I'm not an expert tuner, but know the basics and where to look. Yesterday someone came to me with a problem - 2 databases, same data, same query. One was taking 2 seconds (that's good), one was taking 15 seconds (that's bad).
I checked the obvious things first and compared the results between the 2 servers:
Hardware
Database Parameters
Amount of data
Explain Plan.
Did a "top"
Ran awrrpt
The hardware on the bad server (memory and CPU) is actually a lot better on than on the good server:
Bad = 48GB of RAM, and 24 x 2.93GHz CPUs
Good = 12GB of RAM, and 16 x 2.93GHz CPUs
(just goes to show that throwing hardware at a problem isn't always the solution).
The database parameters on the bad server were beefed up to take advantage of the hardware.
The "top" command didn't show any runaway processes, or anything untoward.

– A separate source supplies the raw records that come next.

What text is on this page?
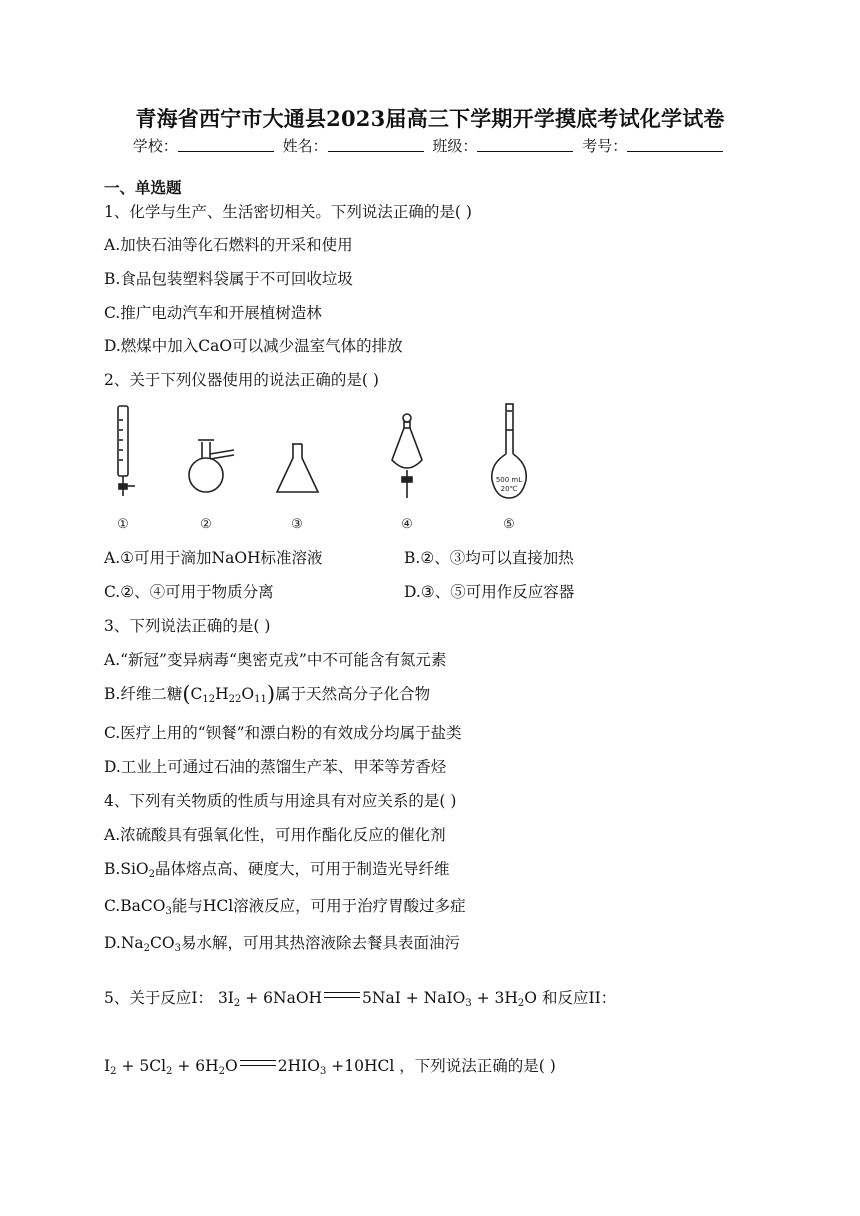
青海省西宁市大通县2023届高三下学期开学摸底考试化学试卷
学校：	姓名：	班级：	考号：
一、单选题
1、化学与生产、生活密切相关。下列说法正确的是( )
A.加快石油等化石燃料的开采和使用
B.食品包装塑料袋属于不可回收垃圾
C.推广电动汽车和开展植树造林
D.燃煤中加入CaO可以减少温室气体的排放
2、关于下列仪器使用的说法正确的是( )
500 mL
20℃
①	②	③	④	⑤
A.①可用于滴加NaOH标准溶液	B.②、③均可以直接加热
C.②、④可用于物质分离	D.③、⑤可用作反应容器
3、下列说法正确的是( )
A.“新冠”变异病毒“奥密克戎”中不可能含有氮元素
B.纤维二糖$(C_{12}H_{22}O_{11})$属于天然高分子化合物
C.医疗上用的“钡餐”和漂白粉的有效成分均属于盐类
D.工业上可通过石油的蒸馏生产苯、甲苯等芳香烃
4、下列有关物质的性质与用途具有对应关系的是( )
A.浓硫酸具有强氧化性，可用作酯化反应的催化剂
B.SiO$_2$晶体熔点高、硬度大，可用于制造光导纤维
C.BaCO$_3$能与HCl溶液反应，可用于治疗胃酸过多症
$D.Na_2CO_3$易水解，可用其热溶液除去餐具表面油污
5、关于反应I： $3I_2$ + 6NaOH	5NaI + NaIO$_3$ + $3H_2O$ 和反应II：
$I_2 + 5Cl_2 + 6H_2O$	$2HIO_3 +10HCl$ ，下列说法正确的是( )
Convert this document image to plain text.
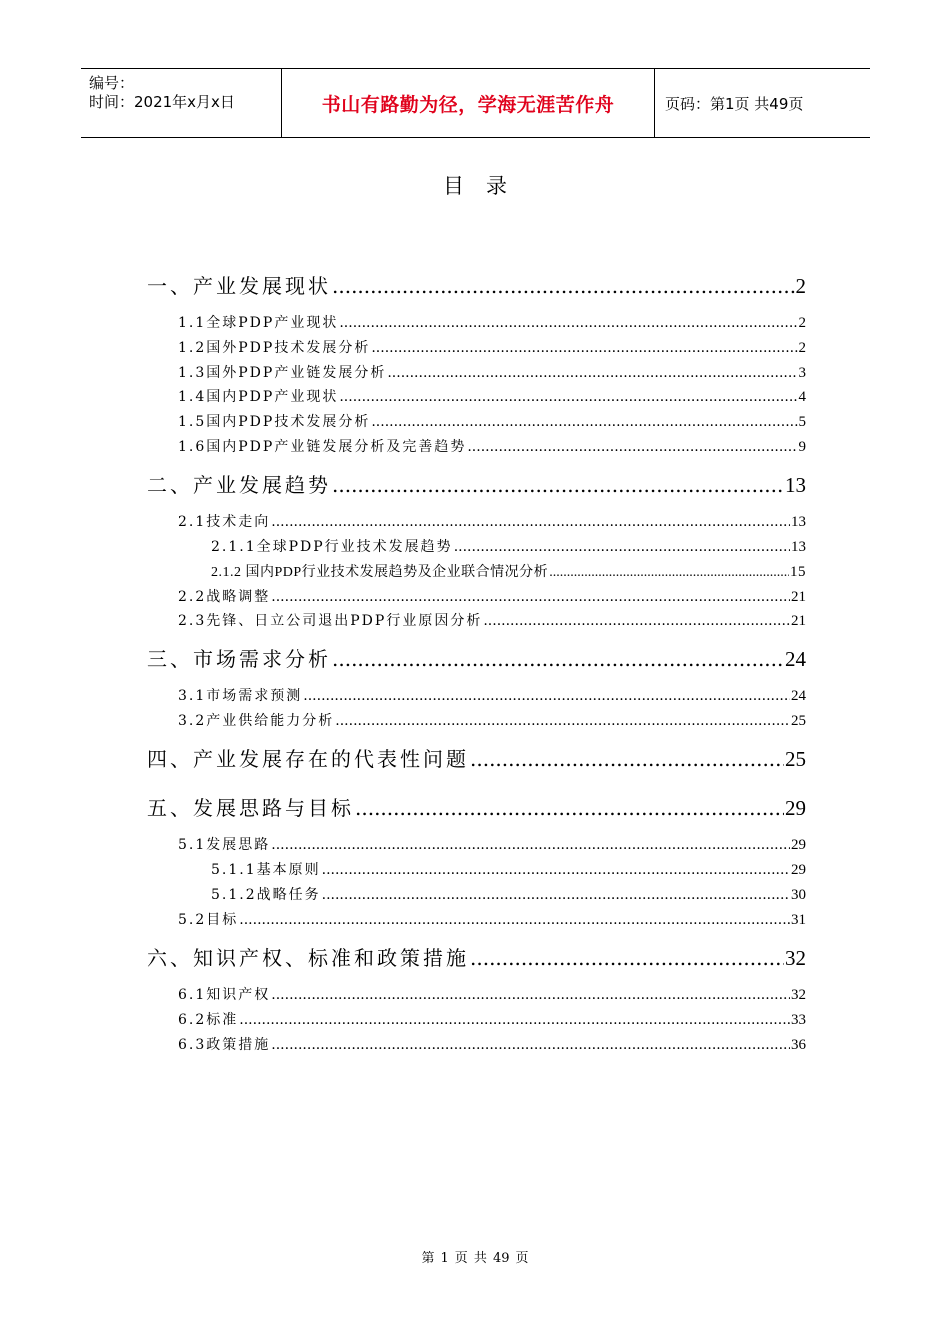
编号：
时间：2021年x月x日	书山有路勤为径，学海无涯苦作舟	页码：第1页 共49页
目录
一、产业发展现状 .....	2
1.1全球PDP产业现状 .....	2
1.2国外PDP技术发展分析 .....	2
1.3国外PDP产业链发展分析 .....	3
1.4国内PDP产业现状 .....	4
1.5国内PDP技术发展分析 .....	5
1.6国内PDP产业链发展分析及完善趋势 .....	9
二、产业发展趋势 .....	13
2.1技术走向 .....	13
2.1.1全球PDP行业技术发展趋势 .....	13
2.1.2 国内PDP行业技术发展趋势及企业联合情况分析 .....	15
2.2战略调整 .....	21
2.3先锋、日立公司退出PDP行业原因分析 .....	21
三、市场需求分析 .....	24
3.1市场需求预测 .....	24
3.2产业供给能力分析 .....	25
四、产业发展存在的代表性问题 .....	25
五、发展思路与目标 .....	29
5.1发展思路 .....	29
5.1.1基本原则 .....	29
5.1.2战略任务 .....	30
5.2目标 .....	31
六、知识产权、标准和政策措施 .....	32
6.1知识产权 .....	32
6.2标准 .....	33
6.3政策措施 .....	36
第 1 页 共 49 页
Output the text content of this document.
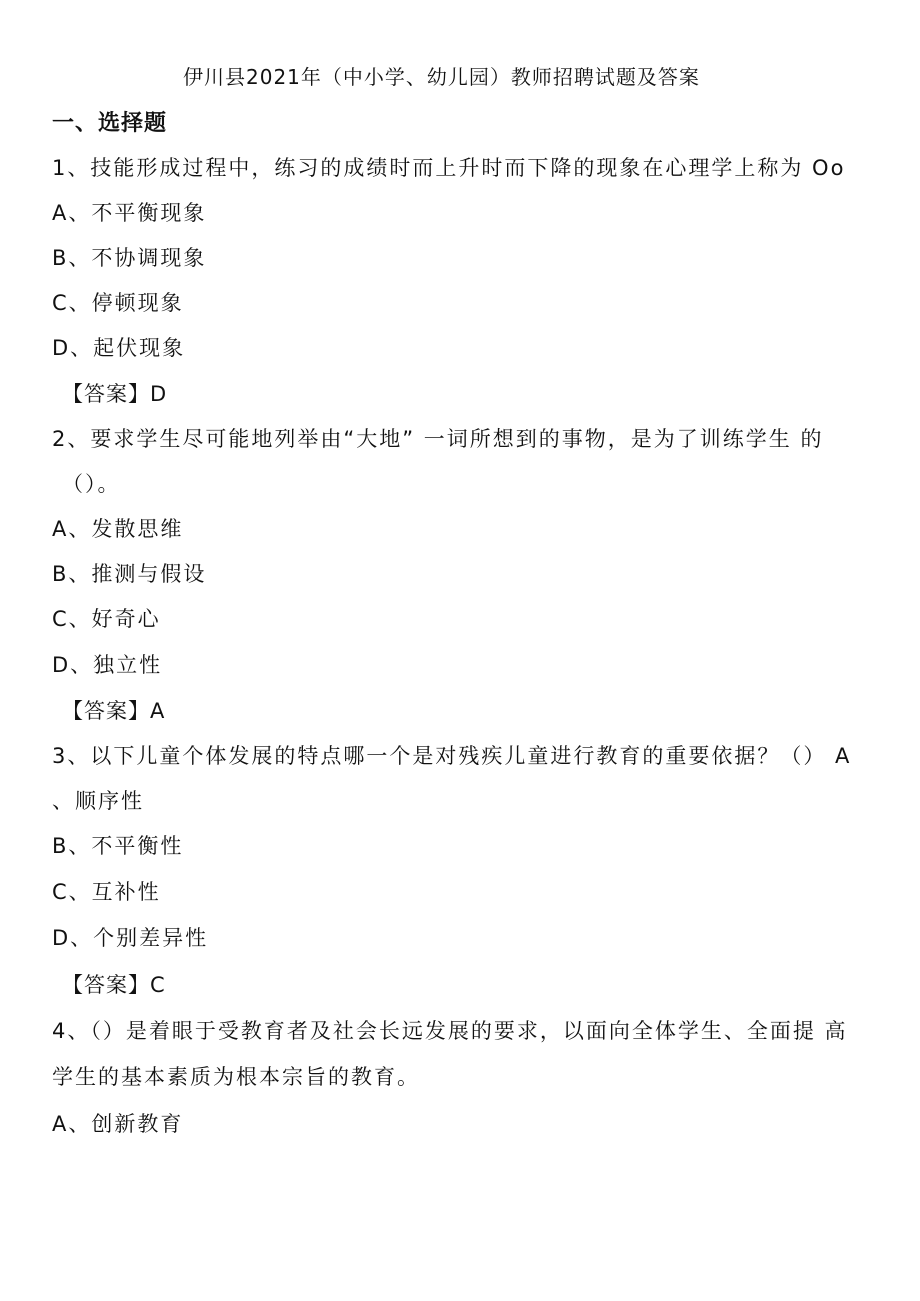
伊川县2021年（中小学、幼儿园）教师招聘试题及答案
一、选择题
1、技能形成过程中，练习的成绩时而上升时而下降的现象在心理学上称为 Oo
A、不平衡现象
B、不协调现象
C、停顿现象
D、起伏现象
【答案】D
2、要求学生尽可能地列举由“大地” 一词所想到的事物，是为了训练学生 的
（）。
A、发散思维
B、推测与假设
C、好奇心
D、独立性
【答案】A
3、以下儿童个体发展的特点哪一个是对残疾儿童进行教育的重要依据？（） A
、顺序性
B、不平衡性
C、互补性
D、个别差异性
【答案】C
4、（）是着眼于受教育者及社会长远发展的要求，以面向全体学生、全面提 高
学生的基本素质为根本宗旨的教育。
A、创新教育
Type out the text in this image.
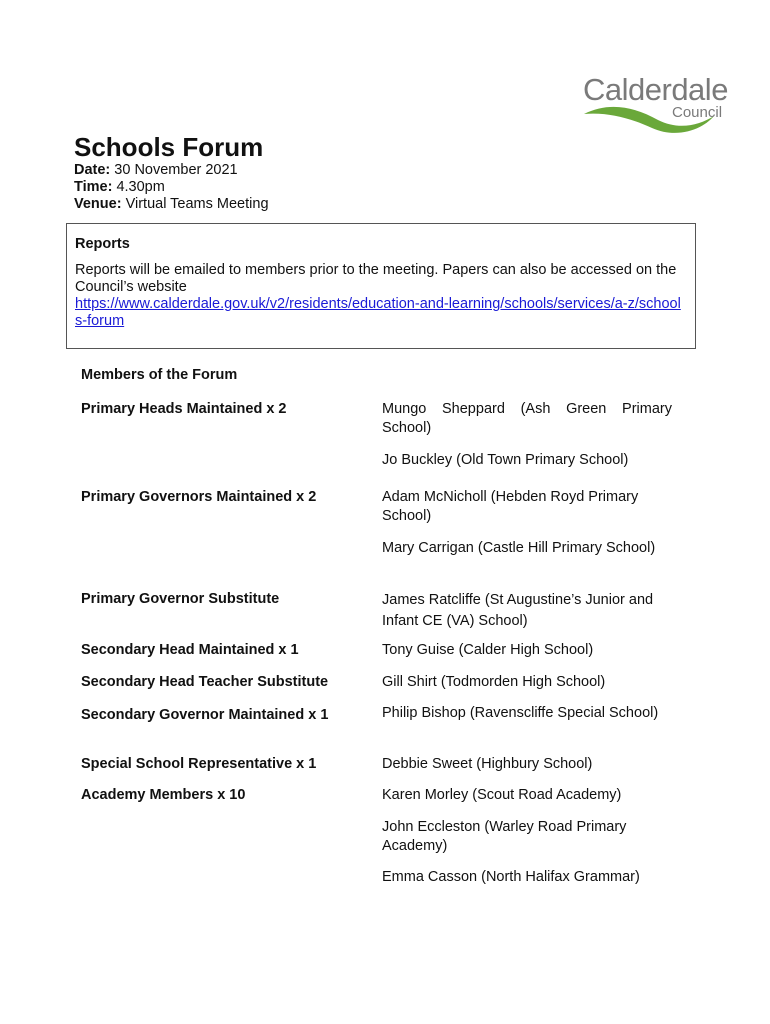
Calderdale
Council
Schools Forum
Date: 30 November 2021
Time: 4.30pm
Venue: Virtual Teams Meeting
Reports
Reports will be emailed to members prior to the meeting. Papers can also be accessed on the Council’s website
https://www.calderdale.gov.uk/v2/residents/education-and-learning/schools/services/a-z/schools-forum
Members of the Forum
Primary Heads Maintained x 2	Mungo Sheppard (Ash Green Primary School)
Jo Buckley (Old Town Primary School)
Primary Governors Maintained x 2	Adam McNicholl (Hebden Royd Primary School)
Mary Carrigan (Castle Hill Primary School)
Primary Governor Substitute	James Ratcliffe (St Augustine’s Junior and Infant CE (VA) School)
Secondary Head Maintained x 1	Tony Guise (Calder High School)
Secondary Head Teacher Substitute	Gill Shirt (Todmorden High School)
Secondary Governor Maintained x 1	Philip Bishop (Ravenscliffe Special School)
Special School Representative x 1	Debbie Sweet (Highbury School)
Academy Members x 10	Karen Morley (Scout Road Academy)
John Eccleston (Warley Road Primary Academy)
Emma Casson (North Halifax Grammar)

The explain plan was the same for both servers, and showed the query using an index.
I created a 5 GB file on both - we've had issues with disk I/O on some of these hosts before. The bad server created the file a lot faster, so I ruled out the earlier issues we experienced.
I ran
"analyze index owner.index_name validate structure;"
then a
"select * from index_stats;"
on both servers.
The result (sorry about the formatting):
Bad:
HEIGHT BLOCKS NAME LF_ROWS LF_BLKS LF_ROWS_LEN LF_BLK_LEN BR_ROWS BR_BLKS BR_ROWS_LEN BR_BLK_LEN DEL_LF_ROWS DEL_LF_ROWS_LEN DISTINCT_KEYS MOST_REPEATED_KEY BTREE_SPACE USED_SPACE PCT_USED ROWS_PER_KEY BLKS_GETS_PER_ACCESS PRE_ROWS PRE_ROWS_LEN OPT_CMPR_COUNT OPT_CMPR_PCTSAVE
3 19272 DBQ_PROCESS_TIME 190128 18768 6004458 5524 18767 103 601529 8028 184802 5765005 190128 1 104501316 6605987 7 1 4 0 0 2 32
Good:
HEIGHT BLOCKS NAME LF_ROWS LF_BLKS LF_ROWS_LEN LF_BLK_LEN BR_ROWS BR_BLKS BR_ROWS_LEN BR_BLK_LEN DEL_LF_ROWS DEL_LF_ROWS_LEN DISTINCT_KEYS MOST_REPEATED_KEY BTREE_SPACE USED_SPACE PCT_USED ROWS_PER_KEY BLKS_GETS_PER_ACCESS PRE_ROWS PRE_ROWS_LEN OPT_CMPR_COUNT OPT_CMPR_PCTSAVE
3 17208 DBQ_PROCESS_TIME 9426 16048 401044 6052 16047 87 544198 8028 9392 399684 9426 1 97820932 945242 1 1 4
The figures from the bad server are a lot higher.
I rebuilt the index on the bad server:
alter index owner.index_name rebuild online parallel 3;
Didn't take long, then re-ran the query - it then ran in 0.01 seconds.
I rebuilt the index the same way on the good server, same result.
I was later told that the application owner did a purge of the table the night before and removed about 10M rows.
If I'd known that before it would have saved me a bit of investigation.